The Reserve Bank has cut the official interest rate this afternoon by 25 basis points to 3%, in a move widely anticipated by economists as a cautionary move by the central bank to ward off a struggling economy.
The announcement comes after a slew of negative data, including poor job ads rates and retail sales.
In a statement, governor Glenn Stevens said that with global growth forecast to below average for some time, and with “dampened” growth in Asia, it was a good time to adjust rates.
“Key commodity prices for Australia remain significantly lower than earlier in the year, though trends have been more mixed over the past few months.
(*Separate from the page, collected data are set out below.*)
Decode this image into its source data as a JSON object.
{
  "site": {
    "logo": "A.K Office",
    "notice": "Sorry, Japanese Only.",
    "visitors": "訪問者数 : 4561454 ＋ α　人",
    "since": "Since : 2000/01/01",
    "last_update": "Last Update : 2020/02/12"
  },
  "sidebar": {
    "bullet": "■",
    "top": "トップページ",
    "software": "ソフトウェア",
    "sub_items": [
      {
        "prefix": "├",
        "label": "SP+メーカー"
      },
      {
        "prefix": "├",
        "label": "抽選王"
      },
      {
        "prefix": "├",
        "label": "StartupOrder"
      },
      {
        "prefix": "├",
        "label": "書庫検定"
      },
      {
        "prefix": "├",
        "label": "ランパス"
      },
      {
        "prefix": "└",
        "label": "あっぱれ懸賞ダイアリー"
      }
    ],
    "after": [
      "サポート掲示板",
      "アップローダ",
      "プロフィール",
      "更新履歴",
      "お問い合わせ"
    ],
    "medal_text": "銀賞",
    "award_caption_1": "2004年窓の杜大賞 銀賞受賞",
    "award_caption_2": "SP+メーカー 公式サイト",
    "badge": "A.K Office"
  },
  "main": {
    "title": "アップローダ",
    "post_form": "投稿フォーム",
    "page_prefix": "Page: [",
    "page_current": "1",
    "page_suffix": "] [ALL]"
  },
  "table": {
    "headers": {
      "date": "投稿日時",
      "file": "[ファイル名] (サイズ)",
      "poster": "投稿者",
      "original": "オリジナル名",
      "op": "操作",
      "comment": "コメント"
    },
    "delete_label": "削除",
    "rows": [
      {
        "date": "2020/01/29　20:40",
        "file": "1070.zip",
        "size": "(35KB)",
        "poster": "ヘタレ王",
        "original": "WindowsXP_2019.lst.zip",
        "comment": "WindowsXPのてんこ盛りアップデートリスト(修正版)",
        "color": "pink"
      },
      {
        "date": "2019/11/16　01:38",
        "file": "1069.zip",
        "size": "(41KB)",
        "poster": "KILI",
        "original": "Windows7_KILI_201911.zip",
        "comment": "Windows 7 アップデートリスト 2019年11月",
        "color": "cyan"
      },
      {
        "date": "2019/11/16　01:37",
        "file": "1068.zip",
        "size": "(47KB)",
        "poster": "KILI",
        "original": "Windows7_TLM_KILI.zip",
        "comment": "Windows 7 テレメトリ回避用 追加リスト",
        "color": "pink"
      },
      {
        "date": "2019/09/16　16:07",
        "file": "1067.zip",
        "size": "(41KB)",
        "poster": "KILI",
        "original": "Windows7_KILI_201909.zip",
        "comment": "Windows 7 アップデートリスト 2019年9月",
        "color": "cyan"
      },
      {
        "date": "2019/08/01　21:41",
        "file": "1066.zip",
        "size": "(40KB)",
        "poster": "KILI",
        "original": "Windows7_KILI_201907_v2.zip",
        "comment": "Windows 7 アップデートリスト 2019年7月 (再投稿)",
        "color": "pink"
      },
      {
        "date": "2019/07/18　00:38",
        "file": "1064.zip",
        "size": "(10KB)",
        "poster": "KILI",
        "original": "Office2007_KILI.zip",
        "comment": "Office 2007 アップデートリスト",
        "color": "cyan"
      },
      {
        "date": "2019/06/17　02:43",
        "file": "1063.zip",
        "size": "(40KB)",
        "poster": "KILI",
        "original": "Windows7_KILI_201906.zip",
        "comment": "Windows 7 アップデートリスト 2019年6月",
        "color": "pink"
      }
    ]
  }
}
The terms of trade have declined by about 15% since the peak, to a level that is still historically high,” he said.
And although Stevens said sentiment in financial markets remains better, there is still weakness in Europe which is set to be a “source of instability for some time”.
Looking ahead, the RBA said the peak in resource investment is approaching, and that it is unlikely private consumption spending will return to the growth levels seen in the past.
“Available information suggests that the near-term outlook for non-residential building investment, and investment generally outside the resources sector, remains relatively subdued.”
While there are signs of easier conditions, the economy has been impacted by a higher exchange rate and a decline in export prices, along with the weaker global outlook – all of which contributed to the decision to cut rates.
“This will help to foster sustainable growth in demand and inflation outcomes consistent with the target over time.”